Pemberian kesempatan bekerja di PKBM BESTARI ini tidak saja saya berikan kepada alumni perempuan yang single parents, tapi juga kepada alumni kami peserta didik perempuan yang tertekan secara psikoligis atas tuntutan orang tuanya agar ia menghasilkan uang dalam setiap aktivitas hidupnya.  Lagi-lagi PKBM BESTARI merekrut peserta didik ini untuk  mengajar di KB BESTARI dan kadangkala saya perbantukan pada tugas admnistrasi PKBM BESTARI. Peserta didik ini tidak lama di PKBM BESTARI karena setelah ia menikah diajak suaminya mernatau ke Papua untuk bekerja di sana.

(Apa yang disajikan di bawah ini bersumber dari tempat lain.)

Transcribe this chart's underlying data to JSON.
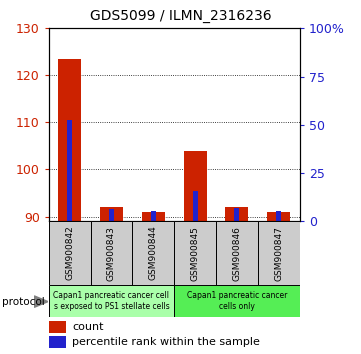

Selain memberi kesempatan belajar dan membantu memberi kesibukan kerja, saya selaku pengelola PKBM penyelenggara pendidikan kesetaraan juga berusaha menjadi sahabat untuk berbagi cerita ( teman curhatnya) bagi peserta didik dalam hal ini peserta didik perempuan. Baru –baru ini ketika saya menulis tentang anak-anak korban keluarga broken home di media online, saya menerima curhatan peserta didik Paket C yang saya tulis kembali menjadi essay dan dimuat di media online Mepnews lagi sebagaimana berikut ini.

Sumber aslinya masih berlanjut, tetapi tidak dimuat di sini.